Are the sunny marigolds that have seeded themselves along my garden wall weeds? Our builder thought so, presumably, as he carefully dug them all up, but luckily more have emerged, shining like cheerful little suns through the English December murk.
photo by H. Zell
Mind you, they annoy at least one of our neighbours rather a lot.
What about weeds on a larger scale? Is the unmown grass round the hoardings full of weeds or wild flowers?
photo by Chris Palmer
Is the area a nature reserve or waste land?
Can we call that metre-tall ash tree that's sprung up from nowhere (as ash trees do) a weed, or are weeds by definition little scraggly things that don't threaten to block out all available light and cause serious damage to the foundations of the house?

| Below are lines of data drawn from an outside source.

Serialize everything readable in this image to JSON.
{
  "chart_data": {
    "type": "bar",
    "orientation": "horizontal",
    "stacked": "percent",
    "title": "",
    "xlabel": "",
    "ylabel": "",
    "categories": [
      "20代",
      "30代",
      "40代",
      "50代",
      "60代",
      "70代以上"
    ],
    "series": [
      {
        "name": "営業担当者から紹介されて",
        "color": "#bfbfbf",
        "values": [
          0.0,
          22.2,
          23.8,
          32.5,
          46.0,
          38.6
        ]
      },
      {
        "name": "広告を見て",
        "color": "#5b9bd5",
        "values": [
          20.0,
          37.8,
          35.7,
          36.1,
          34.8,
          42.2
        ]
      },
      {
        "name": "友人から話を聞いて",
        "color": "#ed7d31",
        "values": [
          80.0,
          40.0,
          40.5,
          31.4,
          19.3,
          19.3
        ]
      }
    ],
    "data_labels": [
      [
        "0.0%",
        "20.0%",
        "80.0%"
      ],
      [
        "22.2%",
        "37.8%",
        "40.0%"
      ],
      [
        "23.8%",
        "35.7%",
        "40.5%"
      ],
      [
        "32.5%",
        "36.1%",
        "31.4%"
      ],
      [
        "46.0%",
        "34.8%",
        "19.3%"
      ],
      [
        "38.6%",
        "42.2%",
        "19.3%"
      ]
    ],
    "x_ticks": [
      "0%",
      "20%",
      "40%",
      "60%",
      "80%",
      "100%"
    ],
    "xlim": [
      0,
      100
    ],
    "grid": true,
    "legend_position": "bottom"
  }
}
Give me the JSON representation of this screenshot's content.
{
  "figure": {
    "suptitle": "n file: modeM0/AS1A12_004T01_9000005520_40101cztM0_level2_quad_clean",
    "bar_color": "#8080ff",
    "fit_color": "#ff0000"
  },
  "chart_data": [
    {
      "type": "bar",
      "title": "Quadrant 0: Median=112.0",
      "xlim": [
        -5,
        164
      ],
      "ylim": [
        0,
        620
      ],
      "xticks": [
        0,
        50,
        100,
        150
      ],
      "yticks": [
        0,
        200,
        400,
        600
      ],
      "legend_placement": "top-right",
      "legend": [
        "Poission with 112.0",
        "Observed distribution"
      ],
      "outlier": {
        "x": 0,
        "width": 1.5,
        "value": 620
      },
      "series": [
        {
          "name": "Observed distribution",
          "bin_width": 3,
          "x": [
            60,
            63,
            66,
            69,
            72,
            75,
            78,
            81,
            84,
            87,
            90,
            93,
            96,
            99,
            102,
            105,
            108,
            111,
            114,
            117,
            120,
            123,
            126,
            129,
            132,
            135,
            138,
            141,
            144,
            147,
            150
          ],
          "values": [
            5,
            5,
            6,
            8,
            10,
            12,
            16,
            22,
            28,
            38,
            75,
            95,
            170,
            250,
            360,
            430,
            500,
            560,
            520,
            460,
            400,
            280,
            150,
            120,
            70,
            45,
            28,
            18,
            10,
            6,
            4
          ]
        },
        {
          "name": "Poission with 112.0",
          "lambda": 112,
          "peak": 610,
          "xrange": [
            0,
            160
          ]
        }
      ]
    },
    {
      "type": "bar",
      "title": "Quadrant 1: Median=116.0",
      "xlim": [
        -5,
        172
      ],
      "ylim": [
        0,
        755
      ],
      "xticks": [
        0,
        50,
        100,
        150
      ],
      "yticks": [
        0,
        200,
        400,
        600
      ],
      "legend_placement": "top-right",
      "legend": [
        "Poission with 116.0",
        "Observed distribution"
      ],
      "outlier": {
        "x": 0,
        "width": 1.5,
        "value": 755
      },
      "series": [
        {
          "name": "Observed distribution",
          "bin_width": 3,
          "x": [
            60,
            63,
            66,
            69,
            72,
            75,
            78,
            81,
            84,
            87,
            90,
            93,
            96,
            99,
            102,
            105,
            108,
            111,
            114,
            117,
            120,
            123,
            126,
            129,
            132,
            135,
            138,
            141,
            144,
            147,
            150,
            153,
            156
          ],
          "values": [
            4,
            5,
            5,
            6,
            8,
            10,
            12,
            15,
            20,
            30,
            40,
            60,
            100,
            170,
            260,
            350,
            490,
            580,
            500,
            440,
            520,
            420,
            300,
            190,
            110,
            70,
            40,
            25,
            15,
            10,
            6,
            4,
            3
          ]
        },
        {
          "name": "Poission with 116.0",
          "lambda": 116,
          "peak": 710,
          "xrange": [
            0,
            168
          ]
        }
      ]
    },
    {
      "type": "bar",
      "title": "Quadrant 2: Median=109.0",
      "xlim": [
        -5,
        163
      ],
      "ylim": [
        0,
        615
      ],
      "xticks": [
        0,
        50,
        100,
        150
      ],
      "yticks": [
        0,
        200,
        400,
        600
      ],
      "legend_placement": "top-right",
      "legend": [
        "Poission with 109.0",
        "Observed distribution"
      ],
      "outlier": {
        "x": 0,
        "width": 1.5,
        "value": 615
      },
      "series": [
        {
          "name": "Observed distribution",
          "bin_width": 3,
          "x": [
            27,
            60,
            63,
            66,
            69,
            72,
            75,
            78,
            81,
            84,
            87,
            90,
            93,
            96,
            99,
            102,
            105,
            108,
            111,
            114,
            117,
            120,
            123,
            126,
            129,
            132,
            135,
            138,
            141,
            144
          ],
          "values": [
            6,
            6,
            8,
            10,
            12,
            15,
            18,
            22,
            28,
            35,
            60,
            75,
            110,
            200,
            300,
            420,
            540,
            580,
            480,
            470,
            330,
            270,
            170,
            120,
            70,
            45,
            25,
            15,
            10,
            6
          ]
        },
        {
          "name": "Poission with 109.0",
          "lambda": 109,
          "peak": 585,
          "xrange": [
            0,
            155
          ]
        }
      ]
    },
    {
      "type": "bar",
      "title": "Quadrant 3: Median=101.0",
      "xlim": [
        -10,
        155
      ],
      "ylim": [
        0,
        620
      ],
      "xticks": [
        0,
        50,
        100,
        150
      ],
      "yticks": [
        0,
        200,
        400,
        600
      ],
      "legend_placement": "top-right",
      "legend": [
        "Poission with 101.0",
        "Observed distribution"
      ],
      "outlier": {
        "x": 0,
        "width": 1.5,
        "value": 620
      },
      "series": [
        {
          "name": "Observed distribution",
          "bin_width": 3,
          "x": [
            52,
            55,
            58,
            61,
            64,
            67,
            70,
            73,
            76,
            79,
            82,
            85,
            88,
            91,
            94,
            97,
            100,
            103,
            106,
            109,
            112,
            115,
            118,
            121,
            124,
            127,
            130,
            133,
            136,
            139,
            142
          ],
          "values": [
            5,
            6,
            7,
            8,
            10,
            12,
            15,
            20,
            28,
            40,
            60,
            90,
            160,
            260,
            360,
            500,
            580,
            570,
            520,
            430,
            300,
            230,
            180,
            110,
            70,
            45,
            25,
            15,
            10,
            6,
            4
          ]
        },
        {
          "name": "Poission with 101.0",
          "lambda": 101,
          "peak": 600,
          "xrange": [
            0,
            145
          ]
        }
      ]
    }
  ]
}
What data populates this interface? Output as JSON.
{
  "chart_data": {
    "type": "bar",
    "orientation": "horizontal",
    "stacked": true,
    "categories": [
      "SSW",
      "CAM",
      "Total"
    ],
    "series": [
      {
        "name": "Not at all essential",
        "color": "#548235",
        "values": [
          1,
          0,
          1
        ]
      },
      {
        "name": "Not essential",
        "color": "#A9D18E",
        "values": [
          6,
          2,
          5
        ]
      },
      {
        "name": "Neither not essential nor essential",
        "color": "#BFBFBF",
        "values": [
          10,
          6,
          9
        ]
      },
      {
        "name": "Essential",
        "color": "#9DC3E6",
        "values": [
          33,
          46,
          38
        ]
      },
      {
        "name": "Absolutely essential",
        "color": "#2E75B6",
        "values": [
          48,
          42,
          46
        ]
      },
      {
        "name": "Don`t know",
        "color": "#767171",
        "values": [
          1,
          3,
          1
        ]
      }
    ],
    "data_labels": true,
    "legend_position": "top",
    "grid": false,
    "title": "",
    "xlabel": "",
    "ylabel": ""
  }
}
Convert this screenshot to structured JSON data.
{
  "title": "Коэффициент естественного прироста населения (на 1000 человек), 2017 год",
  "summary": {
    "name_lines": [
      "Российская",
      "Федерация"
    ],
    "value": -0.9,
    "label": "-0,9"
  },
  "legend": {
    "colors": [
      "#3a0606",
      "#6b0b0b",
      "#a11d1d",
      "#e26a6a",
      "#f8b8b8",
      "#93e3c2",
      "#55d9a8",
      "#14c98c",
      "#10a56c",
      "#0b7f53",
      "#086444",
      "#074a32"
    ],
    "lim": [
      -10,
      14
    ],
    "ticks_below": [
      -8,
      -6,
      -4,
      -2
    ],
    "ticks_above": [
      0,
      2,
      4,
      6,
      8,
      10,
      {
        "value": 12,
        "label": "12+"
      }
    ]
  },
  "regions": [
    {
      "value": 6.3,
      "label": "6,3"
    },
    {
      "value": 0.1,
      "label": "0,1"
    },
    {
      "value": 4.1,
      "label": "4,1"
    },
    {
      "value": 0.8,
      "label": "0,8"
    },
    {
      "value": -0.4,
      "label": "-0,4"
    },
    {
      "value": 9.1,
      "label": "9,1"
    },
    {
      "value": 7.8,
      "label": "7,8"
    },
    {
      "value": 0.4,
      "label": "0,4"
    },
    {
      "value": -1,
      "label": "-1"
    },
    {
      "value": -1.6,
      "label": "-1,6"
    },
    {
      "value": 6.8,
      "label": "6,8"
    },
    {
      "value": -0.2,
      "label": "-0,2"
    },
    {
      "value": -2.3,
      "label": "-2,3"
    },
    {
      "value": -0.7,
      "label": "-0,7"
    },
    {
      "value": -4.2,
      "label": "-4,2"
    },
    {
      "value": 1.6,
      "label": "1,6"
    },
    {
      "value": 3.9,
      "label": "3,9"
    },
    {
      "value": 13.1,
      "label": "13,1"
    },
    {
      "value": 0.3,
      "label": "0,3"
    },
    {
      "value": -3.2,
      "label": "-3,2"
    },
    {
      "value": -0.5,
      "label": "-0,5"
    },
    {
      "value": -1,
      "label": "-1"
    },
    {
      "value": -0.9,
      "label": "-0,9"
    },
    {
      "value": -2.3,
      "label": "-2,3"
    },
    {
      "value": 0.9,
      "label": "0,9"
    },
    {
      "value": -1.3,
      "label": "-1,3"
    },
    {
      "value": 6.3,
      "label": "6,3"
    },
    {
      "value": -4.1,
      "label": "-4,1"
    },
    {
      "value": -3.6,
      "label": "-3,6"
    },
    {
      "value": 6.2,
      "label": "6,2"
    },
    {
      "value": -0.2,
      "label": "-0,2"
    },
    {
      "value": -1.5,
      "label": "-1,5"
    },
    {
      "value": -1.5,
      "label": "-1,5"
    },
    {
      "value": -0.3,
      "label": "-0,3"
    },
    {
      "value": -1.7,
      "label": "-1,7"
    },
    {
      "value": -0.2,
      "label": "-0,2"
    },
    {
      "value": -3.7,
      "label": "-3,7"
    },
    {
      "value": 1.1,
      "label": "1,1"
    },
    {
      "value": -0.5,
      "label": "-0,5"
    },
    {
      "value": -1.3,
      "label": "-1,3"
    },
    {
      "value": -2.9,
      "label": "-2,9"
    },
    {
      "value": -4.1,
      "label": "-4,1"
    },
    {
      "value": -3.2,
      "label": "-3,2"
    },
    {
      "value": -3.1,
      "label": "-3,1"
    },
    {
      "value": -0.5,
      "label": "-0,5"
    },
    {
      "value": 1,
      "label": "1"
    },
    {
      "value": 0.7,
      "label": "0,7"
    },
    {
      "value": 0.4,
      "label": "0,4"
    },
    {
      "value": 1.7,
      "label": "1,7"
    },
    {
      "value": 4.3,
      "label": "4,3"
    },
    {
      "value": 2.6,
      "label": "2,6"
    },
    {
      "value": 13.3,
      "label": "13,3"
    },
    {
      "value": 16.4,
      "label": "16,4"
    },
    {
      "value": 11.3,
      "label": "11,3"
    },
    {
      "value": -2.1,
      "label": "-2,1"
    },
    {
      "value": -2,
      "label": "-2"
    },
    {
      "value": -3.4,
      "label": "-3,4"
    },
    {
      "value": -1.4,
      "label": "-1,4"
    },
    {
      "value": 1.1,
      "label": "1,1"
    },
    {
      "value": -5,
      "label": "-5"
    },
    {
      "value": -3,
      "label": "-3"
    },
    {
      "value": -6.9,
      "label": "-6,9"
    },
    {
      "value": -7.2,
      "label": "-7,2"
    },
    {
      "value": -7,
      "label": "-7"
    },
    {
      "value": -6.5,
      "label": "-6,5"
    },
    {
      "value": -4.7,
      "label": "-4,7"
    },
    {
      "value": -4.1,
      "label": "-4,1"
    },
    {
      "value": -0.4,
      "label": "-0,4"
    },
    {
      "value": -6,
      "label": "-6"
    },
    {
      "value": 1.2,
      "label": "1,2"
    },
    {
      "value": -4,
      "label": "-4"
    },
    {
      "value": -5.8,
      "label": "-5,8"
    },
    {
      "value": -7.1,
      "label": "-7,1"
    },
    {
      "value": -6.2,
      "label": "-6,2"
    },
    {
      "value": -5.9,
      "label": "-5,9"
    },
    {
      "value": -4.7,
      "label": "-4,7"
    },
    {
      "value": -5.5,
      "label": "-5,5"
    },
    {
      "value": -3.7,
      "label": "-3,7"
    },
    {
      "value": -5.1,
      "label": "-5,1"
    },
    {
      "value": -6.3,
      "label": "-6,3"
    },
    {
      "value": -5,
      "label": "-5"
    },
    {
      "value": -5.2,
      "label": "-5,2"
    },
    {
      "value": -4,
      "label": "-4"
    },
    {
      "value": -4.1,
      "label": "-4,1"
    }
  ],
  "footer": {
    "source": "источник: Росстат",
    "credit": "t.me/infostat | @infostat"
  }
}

Some weeds, however, everyone can agree on. The weed is, or used to be, tobacco; weed without the the may well be marijuana; if the weed is walking then it's probably either a thin, small and weak sort of a person, or a similar kind of a horse.
A widow's weeds are the black mourning clothes widows used to wear, poor things:
painting of Olivia by Edmund Leighton
and a weed used to be a black band worn as a sign of mourning.
Before that, weeds used to be clothes of any kind, but nowadays that's just confusing to everyone.
Mourning clothes have gone out of fashion, luckily, so this Spot the Frippet will have to be one of the other kinds.
Have fun deciding what counts.
Spot the frippet: weed. The plant word comes from the Old English weod and is related to the Old High German wiota, fern. The mourning word comes from the Old English wǣd.